Gig economy

The gig economy and the COVID-19 pandemic have converged to create the most turbulent time in the employment space since the introduction of the Work Choices Act in 2006 and the Fair Work Act in 2009 (‘FWA’), which introduced a safety net for employees, including:

  • National Employment Standards;
  • Modern Awards;
  • National Minimum Wage;
  • The Fair Work Ombudsmen; and
  • The Fair Work Division in the Federal Court.

The last decade has seen the pendulum swing to a system where employees are afforded protections and flexibility. Unfortunately, the objectives and intentions of the system have, on occasion, led to misguided decisions and an inability for the system to adapt to new technologies and individual workplace flexibility.

Casual Employees – Is Casual Now Truly Casual?
A prime example of the shift in favour towards employees  is the decision by the Full Court of the Federal Court of Australia (‘Federal Court’) in Workpac Pty Ltd v Rossato [2020] FCAFC 84 (‘Rossato’). In this case, the Federal Court found that whilst Workpac’s employee, Mr Rossato, was employed as a casual employee and paid causal loading, he could not be deemed a ‘casual employee’ and was entitled to accrue annual compassionate and personal (sick) leave. The Federal Court reasoned that Mr Rossato’s employment arrangements, including long-term and constant rosters, operated in a way that indicated a ‘firm advance commitment’ to continuing employment, and regard had to be had to the ‘entirety of the employment relationship’, rather than simply the casual capacity which was stipulated in his contract.[1]

This decision sent shock waves through employer groups, setting a precedent on the nature of casual employment that refuted the understood position that an employee, employed as a casual under a contract, award, or enterprise agreement was to be deemed a casual for all purposes.

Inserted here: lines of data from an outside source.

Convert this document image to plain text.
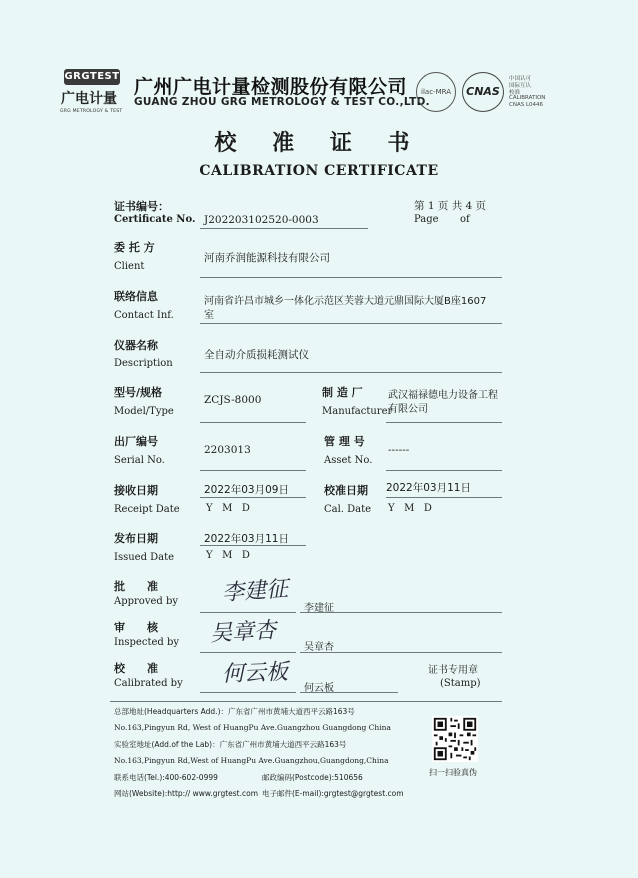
GRGTEST
广电计量
GRG METROLOGY & TEST
广州广电计量检测股份有限公司
GUANG ZHOU GRG METROLOGY & TEST CO.,LTD.
ilac-MRA	CNAS
中国认可
国际互认
校准
CALIBRATION
CNAS L0446
校 准 证 书
CALIBRATION CERTIFICATE
证书编号：
Certificate No. J202203102520-0003
第 1 页 共 4 页
Page of
委 托 方
Client
河南乔润能源科技有限公司
联络信息
Contact Inf.
河南省许昌市城乡一体化示范区芙蓉大道元鼎国际大厦B座1607
室
仪器名称
Description
全自动介质损耗测试仪
型号/规格
Model/Type
ZCJS-8000
制 造 厂
Manufacturer
武汉福禄德电力设备工程
有限公司
出厂编号
Serial No.
2203013
管 理 号
Asset No.
------
接收日期
Receipt Date
2022年03月09日
Y   M   D
校准日期
Cal. Date
2022年03月11日
Y   M   D
发布日期
Issued Date
2022年03月11日
Y   M   D
批　　准
Approved by 李建征
李建征
审　　核
Inspected by 吴章杏
吴章杏
校　　准
Calibrated by 何云板
何云板
证书专用章
(Stamp)
总部地址(Headquarters Add.)：广东省广州市黄埔大道西平云路163号
No.163,Pingyun Rd, West of HuangPu Ave.Guangzhou Guangdong China
实验室地址(Add.of the Lab)：广东省广州市黄埔大道西平云路163号
No.163,Pingyun Rd,West of HuangPu Ave.Guangzhou,Guangdong,China
联系电话(Tel.):400-602-0999	邮政编码(Postcode):510656
网站(Website):http:// www.grgtest.com 电子邮件(E-mail):grgtest@grgtest.com
扫一扫验真伪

In August 2021, the High Court of Australia (‘High Court’) unanimously overturned the Federal Court’s Rossato decision, determining that Mr Rossato was a casual employee and was not entitled to the claimed entitlements. The majority of the High Court found that the assessment as to whether there is a ‘firm advance commitment’ to ongoing work, and subsequently the characterisation of employment capacity, should be determined by the terms of applicable contracts in cases where parties have committed the terms of employment to a written contract.[2] In layman’s terms, the High Court found that employers and employees should rely on the agreement and the contract that they entered.

Interestingly, the Fair Work Commission (‘FWC’) Vice President commented that the High Court’s Rossato decision has thrown him “into some confusion over the state of the law, especially in the way that this affects the longstanding employment tests in sham contracting”. [3]

Contractors – What is a Sham and What is Reasonable?
As a result of the High Court Rossato decision, the FWC has delayed its highly anticipated ruling on whether Deliveroo riders are classified as employees or independent contractors.[4]

The High Court’s ruling in Rossato has created confusion around the longstanding test relied on when looking at sham contracting to determine whether a worker is classified as an employee or a contractor.

The current position of the High Court reflects significant shifts in the employment relationship and calls into question the fundamental principles of contracting and sham contracting outlined in the seminal judgment (now over 20 years old) of Hollis v Vabu Pty Ltd (2001) 207 CLR 21. In this case, the High Court emphasised the importance of looking to the totality of the employment relationship to determine employment status.

The upshot of the current decision is that proper weight is likely be given to the substance of the agreement between companies and their contractors, not only in the gig economy but also on broader footing by businesses at large. The High Court has sent out a warning that the casual employment and contractor spaces require certainty and clarity.

However, the previous criteria listed in this table from the Fair Work Ombudsman.[5], will still have bearing upon whether a contractor is truly independent.

Employers may take some comfort in the High Court’s recent decision in respect to the employment space. There has been a tendency by the Federal Court to depart from traditional legal reasoning, adopting a different interpretation to employment law disputes in an attempt to separate them from common law contractual principles.

This has created confusion, as the pendulum has swung in favour of the employee. What is required is for employers to be able to rely on a concrete, orthodox, common-law approach in negotiating and contracting with their employees. Implied terms and subjective legislative interpretations by the judiciary only confuse what should be a stable and transparent system, where both employees and employers can work within an accepted paradigm.

If the High Court intends to create a clearer and less litigious labour environment, the decision in Rossato can only be an improvement.


[1] [2020] FCAFC 84, [50]-[54].
[2] WorkPac v Rossato & Ors [2021] HCA 23 [57].
[3] David Marin-Guzman, ‘Gig economy case delayed as High Court shakes up employment test’, Australian Financial Review (13 August 2021) https://www.afr.com/work-and-careers/workplace/gig-economy-case-delayed-as-high-court-shakes-up-employment-test-20210813-p58ijh
[4] David Marin-Guzman, ‘Gig Economy’, Australian Financial Review (14 August 2021) 2.